The first indication that the value of RFID (radio frequency identification) will extend beyond the supply warehouse was shown this week by WhereNet, a provider of wireless location and communications technology.
WhereSoft Vehicle -- a VTMS (vehicle tracking and management system) -- will marry RFID and business rules to automate workflow in an effort to reduce the cost of recalls and recovery, as well as those attributed to redesigns forced by legislative initiatives.
Targeted initially at vehicle processing centers and rental car companies, WhereSoft Vehicle adds context to RFID tracking.

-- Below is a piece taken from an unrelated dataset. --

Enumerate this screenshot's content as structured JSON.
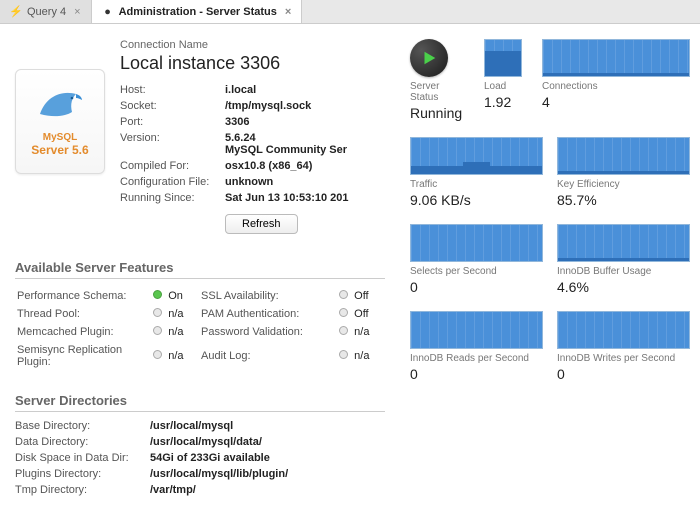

"The context (aspect relies on) business process and business rules that help a company ignore things that are happening the way they are supposed to and alert a manager to an exception that needs to be taken care of," said Bill McBeath, chief research officer at ChainLink Research.
Together, context and tracking can reduce manufacturing costs by as much as 22 percent, according to Kevin Mixer, research director of automotive and heavy-equipment industries at AMR Research.
For example, cars assembled with parts found to be defective must be stopped before they ship. Until now, containing the fallout of such a discovery was time-consuming and costly, forcing the closure of the auto yard, the search for affected vehicles, and the return of vehicles that had already shipped.
Mixer believes the technology behind WhereNet's VTMS will prove useful beyond the auto industry, especially in sectors marked by high-volume products with highly complex components.
"VTMS is an opportunity to improve asset utilization, but also reduce issues of quality and reduce warranty and scrap inventory," Mixer said.
Ephraim Schwartz is an editor at large at InfoWorld.